Couacs de rentrée ou crise du recrutement? Près de 60 % des collèges et lycées ont entamé l’année avec au moins un poste de professeur non pourvu, indique une enquête du Syndicat des personnels de direction de l’Éducation nationale (SNPDEN) parue le 8 septembre. Quelque 15 % sont «probablement dans une situation durablement difficile», estime-t-elle, avec plus de deux postes vacants. Fait plus inquiétant, l’étude révèle qu’un poste vacant sur cinq est dû à un enseignant stagiaire qui ne s’est pas présenté. Démissionnaire avant même d’entrer dans le métier? Offres plus alléchantes et affectations défiant tout bon sens auraient-elles donc raison des vocations?

«Nous sommes confrontés à une crise du recrutement», assène Philippe Tournier, secrétaire général du SNPDEN, qui dénonce des pratiques de recrutement déconnectées des réalités. «On se comporte encore comme s’il y avait trop de candidats, lance-t-il, pointant au passage des jurys qui outrepassent selon lui leurs droits. Le rapport au métier d’enseignant a changé. Un admissible au Capes peut ne pas se présenter à l’oral», poursuit-il avant de mettre en avant «un niveau de formation élevé qui ne s’est pas accompagné d’une augmentation salariale (1 640 euros net pour un enseignant stagiaire, NDLR).» Depuis 2008, les futurs enseignants doivent avoir un master (bac + 5), un niveau où d’autres horizons plus rémunérateurs s’ouvrent à eux. L’Éducation nationale a-t-elle vraiment les moyens de ses exigences? «En parallèle de ma préparation au Capes, j’ai suivi une formation pour passer des concours administratifs. Il faut y penser, car personne ne vous le dit à la fac», témoigne Bertrand qui travaille aujourd’hui au ministère de l’Économie où il est mieux rémunéré qu’un enseignant. Et comment ne pas comprendre cet agrégé de mathématiques qui, muté à Créteil, académie réputée difficile, a préféré démissionner pour embrasser une carrière de statisticien dans une grande institution?

Pour d’autres, les absurdités administratives du métier sont devenues inacceptables. «J’aime ce métier, explique ainsi Stéphane, professeur de son état, dans une lettre au rectorat de Lyon, je l’ai toujours pratiqué avec rigueur, sérieux et diligence (…) Je suis si heureux en tant qu’enseignant! Mais trop c’est trop.» Formé «sur le tas», au rythme des CDD et des remplacements et reçu au concours en 2011, il aurait dû exercer cette année à 120 km de chez lui et de sa famille… S’il n’avait pas finalement démissionné. «Je refuse cette mutation “à l’aveugle” parce que je revendique un système qui prendrait en compte le profil de l’enseignant. Je plaide pour une véritable gestion des ressources humaines faites par des hommes et non un “ordinateur central”.» La lettre de Stéphane est restée sans réponse.

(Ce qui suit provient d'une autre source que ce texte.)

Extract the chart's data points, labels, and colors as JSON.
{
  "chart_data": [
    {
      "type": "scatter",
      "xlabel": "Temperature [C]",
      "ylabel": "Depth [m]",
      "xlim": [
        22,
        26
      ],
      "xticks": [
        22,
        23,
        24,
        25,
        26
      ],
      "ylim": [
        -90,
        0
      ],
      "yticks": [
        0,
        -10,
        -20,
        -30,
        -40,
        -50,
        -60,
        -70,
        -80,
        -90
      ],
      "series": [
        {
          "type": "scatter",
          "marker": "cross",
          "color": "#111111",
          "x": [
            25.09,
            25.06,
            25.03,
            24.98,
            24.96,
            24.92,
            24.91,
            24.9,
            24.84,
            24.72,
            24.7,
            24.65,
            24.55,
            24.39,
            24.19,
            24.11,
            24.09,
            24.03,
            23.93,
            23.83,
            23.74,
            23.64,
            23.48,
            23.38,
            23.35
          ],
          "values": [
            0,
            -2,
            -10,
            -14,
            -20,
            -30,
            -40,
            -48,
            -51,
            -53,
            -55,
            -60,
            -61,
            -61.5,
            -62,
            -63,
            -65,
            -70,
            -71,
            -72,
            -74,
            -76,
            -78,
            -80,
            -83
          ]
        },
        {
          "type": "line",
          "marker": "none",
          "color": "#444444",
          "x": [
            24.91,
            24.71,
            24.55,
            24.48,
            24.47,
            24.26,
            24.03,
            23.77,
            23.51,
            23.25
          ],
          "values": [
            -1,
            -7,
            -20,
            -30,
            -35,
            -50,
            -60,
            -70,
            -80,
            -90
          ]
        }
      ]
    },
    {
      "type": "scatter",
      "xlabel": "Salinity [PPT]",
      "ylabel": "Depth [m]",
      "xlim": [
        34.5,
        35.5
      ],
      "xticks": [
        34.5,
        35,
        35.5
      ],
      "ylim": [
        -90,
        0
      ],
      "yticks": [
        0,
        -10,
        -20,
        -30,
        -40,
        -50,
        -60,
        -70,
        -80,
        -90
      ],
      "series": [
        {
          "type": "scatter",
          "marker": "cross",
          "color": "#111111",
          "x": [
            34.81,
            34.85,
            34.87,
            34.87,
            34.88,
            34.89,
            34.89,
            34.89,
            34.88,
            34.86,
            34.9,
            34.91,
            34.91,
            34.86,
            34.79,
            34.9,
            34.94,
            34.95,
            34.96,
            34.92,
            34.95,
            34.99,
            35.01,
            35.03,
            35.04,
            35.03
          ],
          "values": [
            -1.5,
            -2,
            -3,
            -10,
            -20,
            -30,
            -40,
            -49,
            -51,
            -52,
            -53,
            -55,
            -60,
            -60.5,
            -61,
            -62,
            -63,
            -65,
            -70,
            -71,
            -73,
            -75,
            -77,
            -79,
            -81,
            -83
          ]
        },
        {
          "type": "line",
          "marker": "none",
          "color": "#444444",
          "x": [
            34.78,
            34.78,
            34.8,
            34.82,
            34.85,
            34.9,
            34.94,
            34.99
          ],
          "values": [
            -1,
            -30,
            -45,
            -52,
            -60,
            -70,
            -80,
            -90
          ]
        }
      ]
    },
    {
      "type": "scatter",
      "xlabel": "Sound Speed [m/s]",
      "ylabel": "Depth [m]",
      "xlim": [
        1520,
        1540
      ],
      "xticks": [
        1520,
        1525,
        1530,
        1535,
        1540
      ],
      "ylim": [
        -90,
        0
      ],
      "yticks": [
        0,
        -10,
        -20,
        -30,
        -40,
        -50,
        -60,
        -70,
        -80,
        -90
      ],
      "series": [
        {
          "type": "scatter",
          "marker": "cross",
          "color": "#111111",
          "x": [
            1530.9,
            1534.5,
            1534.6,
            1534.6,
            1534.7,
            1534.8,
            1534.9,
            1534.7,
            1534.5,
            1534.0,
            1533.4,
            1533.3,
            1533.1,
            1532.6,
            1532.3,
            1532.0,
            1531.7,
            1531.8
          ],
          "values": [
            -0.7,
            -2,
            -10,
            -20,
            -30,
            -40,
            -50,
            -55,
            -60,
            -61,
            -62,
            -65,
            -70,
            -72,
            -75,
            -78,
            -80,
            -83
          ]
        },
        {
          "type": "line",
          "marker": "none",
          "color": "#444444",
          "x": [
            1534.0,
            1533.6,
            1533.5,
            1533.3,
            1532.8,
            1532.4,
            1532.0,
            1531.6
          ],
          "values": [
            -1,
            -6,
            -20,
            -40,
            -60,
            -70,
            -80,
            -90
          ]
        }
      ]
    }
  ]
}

Le recours aux contractuels

Et que dire des «contractuels» auxquels l’Éducation a de plus en plus recours pour combler les places vides? Titulaires au minimum d’une licence, payés 1 375 euros net, ils représentent 7,3 % des effectifs enseignants dans les collèges et jusqu’à 12,6 % dans les lycées professionnels. Alors que le ministère les a largement incités à passer le concours, en leur «vendant» les avantages de la titularisation, certains choisissent finalement de conserver ce statut, à l’instar de cette enseignante de 58 ans, contractuelle depuis de longues années à Strasbourg et résidant en Allemagne. Après avoir décroché le Capes, elle a finalement été affectée à… Lille. D’où sa démission et son retour à la contractualisation.

Outre le cas des enseignants stagiaires – 38 .000 cette année, parmi lesquels la moitié sont formés en alternance dans les «écoles supérieures du professorat et de l’éducation» – se pose le problème des postes laissés vacants faute de candidats. Ainsi, au Capes 2014, plus de 12 % des postes n’ont pas été pourvus. Une proportion qui atteint 33 % en maths et 17 % en lettres classiques. Des postes sur lesquels les académies recrutent des contractuels.